ATK recipes #4-5: Garlic Hoisin Pork Chop and Easy Rice Pilaf

I’m finding it more difficult to make myself write up these posts than to actually cook new recipes from the cookbook. Wednesday evening I made a pan sauteed pork chop (according to the ATK instructions) with their recipe for Garlic Hoisin Pan Sauce for Pork. I served it with the book’s Easy Rice Pilaf.

Garlic Hoisin Pork Chop

First, the rice. The result looks like regular old white rice, but the process is a bit more involved than I would usually use. First you saute minced onion in butter and then add the rice and toast it before adding the water and cooking as normal. I’m actually not a big fan of plain rice, but my husband is and he reports that this rice tasted, “Extra ricey.” It had a nice texture, but I prefer my rice covered in pork fat and yummy sauce, so I can’t really comment on the flavor.

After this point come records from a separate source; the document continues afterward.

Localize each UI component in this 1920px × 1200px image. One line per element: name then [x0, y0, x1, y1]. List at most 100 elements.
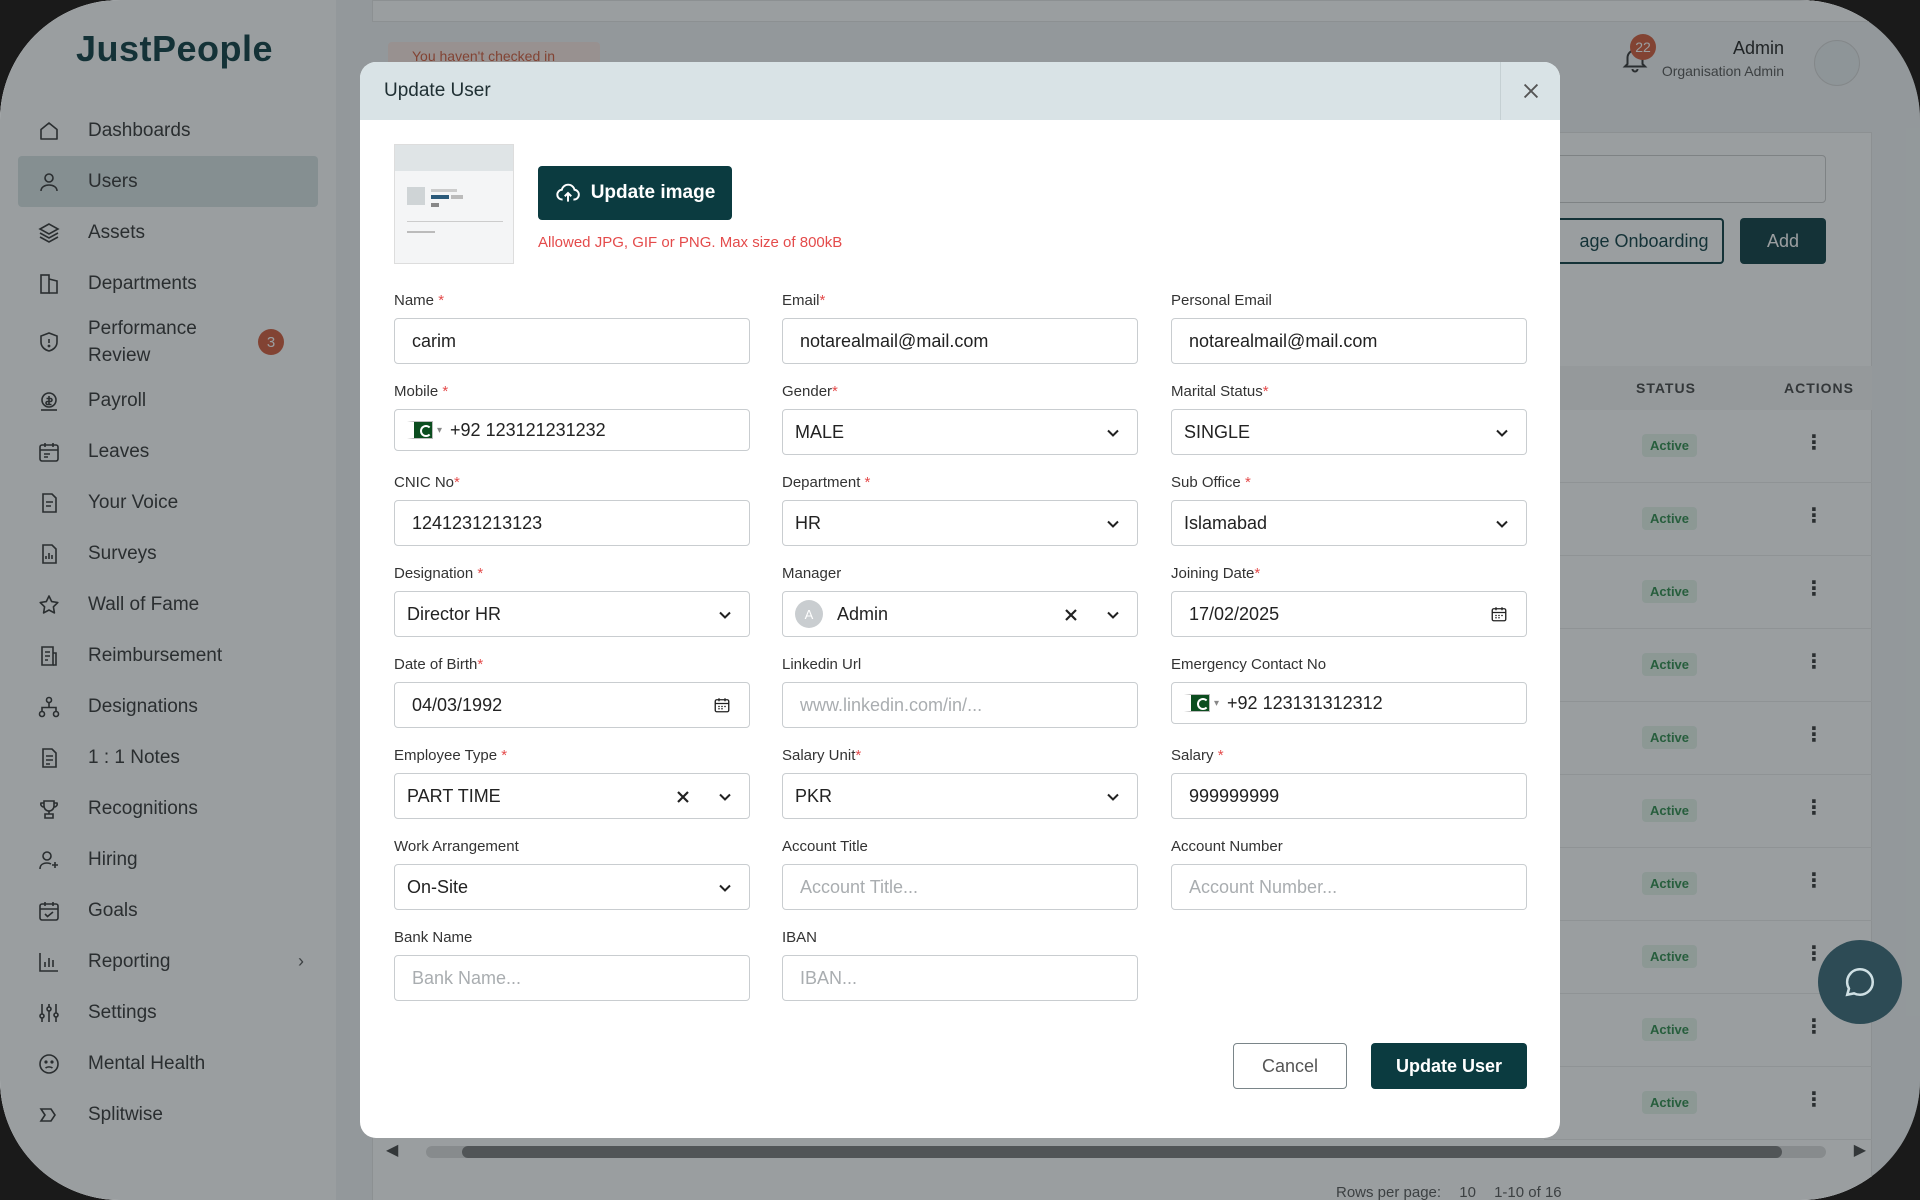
field-value: MALE [795, 421, 845, 442]
field-value: PART TIME [407, 785, 501, 806]
salary-label: Salary * [1171, 747, 1224, 764]
label-text: Gender [782, 383, 833, 400]
profile-image-preview [394, 144, 514, 264]
update-user-button[interactable]: Update User [1371, 1043, 1527, 1089]
field-value: Admin [837, 603, 889, 624]
department-label: Department * [782, 474, 870, 491]
designation-label: Designation * [394, 565, 483, 582]
salary-field[interactable]: 999999999 [1171, 773, 1527, 819]
field-placeholder: Bank Name... [412, 967, 522, 988]
chat-button[interactable] [1818, 940, 1902, 1024]
personal-email-field[interactable]: notarealmail@mail.com [1171, 318, 1527, 364]
account-title-field[interactable]: Account Title... [782, 864, 1138, 910]
cloud-upload-icon [556, 183, 580, 202]
label-text: Marital Status [1171, 383, 1263, 400]
field-value: +92 123131312312 [1227, 692, 1383, 713]
upload-hint: Allowed JPG, GIF or PNG. Max size of 800… [538, 234, 843, 251]
dob-label: Date of Birth* [394, 656, 483, 673]
manager-select[interactable]: A Admin [782, 591, 1138, 637]
required-mark: * [864, 474, 871, 491]
email-field[interactable]: notarealmail@mail.com [782, 318, 1138, 364]
department-select[interactable]: HR [782, 500, 1138, 546]
mobile-field[interactable]: ▾ +92 123121231232 [394, 409, 750, 451]
name-label: Name * [394, 292, 444, 309]
chevron-down-icon [1107, 429, 1119, 437]
label-text: Mobile [394, 383, 439, 400]
field-value: PKR [795, 785, 833, 806]
sub-office-select[interactable]: Islamabad [1171, 500, 1527, 546]
field-value: 999999999 [1189, 785, 1280, 806]
field-value: 17/02/2025 [1189, 603, 1280, 624]
required-mark: * [832, 383, 838, 400]
clear-icon[interactable] [673, 787, 693, 807]
cnic-label: CNIC No* [394, 474, 460, 491]
chevron-down-icon [719, 611, 731, 619]
close-button[interactable] [1500, 62, 1560, 120]
chevron-down-icon [1496, 520, 1508, 528]
required-mark: * [454, 474, 460, 491]
marital-status-select[interactable]: SINGLE [1171, 409, 1527, 455]
avatar: A [795, 600, 823, 628]
chevron-down-icon [1107, 520, 1119, 528]
label-text: Salary Unit [782, 747, 856, 764]
field-value: 04/03/1992 [412, 694, 503, 715]
chevron-down-icon[interactable]: ▾ [1214, 698, 1219, 709]
field-value: Islamabad [1184, 512, 1268, 533]
gender-select[interactable]: MALE [782, 409, 1138, 455]
chat-icon [1845, 967, 1875, 997]
iban-field[interactable]: IBAN... [782, 955, 1138, 1001]
employee-type-select[interactable]: PART TIME [394, 773, 750, 819]
update-user-dialog: Update User Update image Allowed JPG, GI… [360, 62, 1560, 1138]
required-mark: * [1244, 474, 1251, 491]
clear-icon[interactable] [1061, 605, 1081, 625]
chevron-down-icon[interactable]: ▾ [437, 425, 442, 436]
field-value: 1241231213123 [412, 512, 543, 533]
label-text: Designation [394, 565, 474, 582]
field-value: On-Site [407, 876, 469, 897]
field-placeholder: IBAN... [800, 967, 858, 988]
cnic-field[interactable]: 1241231213123 [394, 500, 750, 546]
required-mark: * [855, 747, 862, 764]
required-mark: * [819, 292, 826, 309]
field-value: notarealmail@mail.com [1189, 330, 1378, 351]
field-value: carim [412, 330, 456, 351]
required-mark: * [442, 383, 449, 400]
linkedin-field[interactable]: www.linkedin.com/in/... [782, 682, 1138, 728]
dialog-title: Update User [384, 80, 491, 101]
field-value: HR [795, 512, 821, 533]
field-value: notarealmail@mail.com [800, 330, 989, 351]
name-field[interactable]: carim [394, 318, 750, 364]
pakistan-flag-icon[interactable] [1184, 694, 1210, 712]
field-placeholder: www.linkedin.com/in/... [800, 694, 983, 715]
bank-name-field[interactable]: Bank Name... [394, 955, 750, 1001]
employee-type-label: Employee Type * [394, 747, 507, 764]
label-text: Email [782, 292, 820, 309]
work-arrangement-select[interactable]: On-Site [394, 864, 750, 910]
label-text: Joining Date [1171, 565, 1255, 582]
required-mark: * [477, 565, 484, 582]
salary-unit-select[interactable]: PKR [782, 773, 1138, 819]
calendar-icon[interactable] [713, 696, 731, 714]
field-value: Director HR [407, 603, 502, 624]
calendar-icon[interactable] [1490, 605, 1508, 623]
required-mark: * [438, 292, 445, 309]
sub-office-label: Sub Office * [1171, 474, 1251, 491]
chevron-down-icon [1107, 793, 1119, 801]
personal-email-label: Personal Email [1171, 292, 1272, 309]
field-placeholder: Account Number... [1189, 876, 1338, 897]
dob-field[interactable]: 04/03/1992 [394, 682, 750, 728]
emergency-contact-field[interactable]: ▾ +92 123131312312 [1171, 682, 1527, 724]
update-image-button[interactable]: Update image [538, 166, 732, 220]
required-mark: * [501, 747, 508, 764]
iban-label: IBAN [782, 929, 818, 946]
account-title-label: Account Title [782, 838, 868, 855]
close-icon [1523, 83, 1538, 99]
marital-status-label: Marital Status* [1171, 383, 1269, 400]
joining-date-field[interactable]: 17/02/2025 [1171, 591, 1527, 637]
label-text: Salary [1171, 747, 1214, 764]
cancel-button[interactable]: Cancel [1233, 1043, 1347, 1089]
field-value: +92 123121231232 [450, 419, 606, 440]
pakistan-flag-icon[interactable] [407, 421, 433, 439]
designation-select[interactable]: Director HR [394, 591, 750, 637]
account-number-field[interactable]: Account Number... [1171, 864, 1527, 910]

The pork chops were pan seared, and again the ATK book has specific instructions. It calls for searing the first side over medium-high heat, and then cooking the second side over medium-low for a longer time to prevent it overcooking. Justin pronounced the pork “perfectly cooked” so I suppose it worked. The sauce is a pan sauce of garlic, chicken broth, hoisin sauce, red pepper, and red wine vinegar. It was easy, I had everything on hand, and it turned out super yummy. This is a recipe I would definitely make again.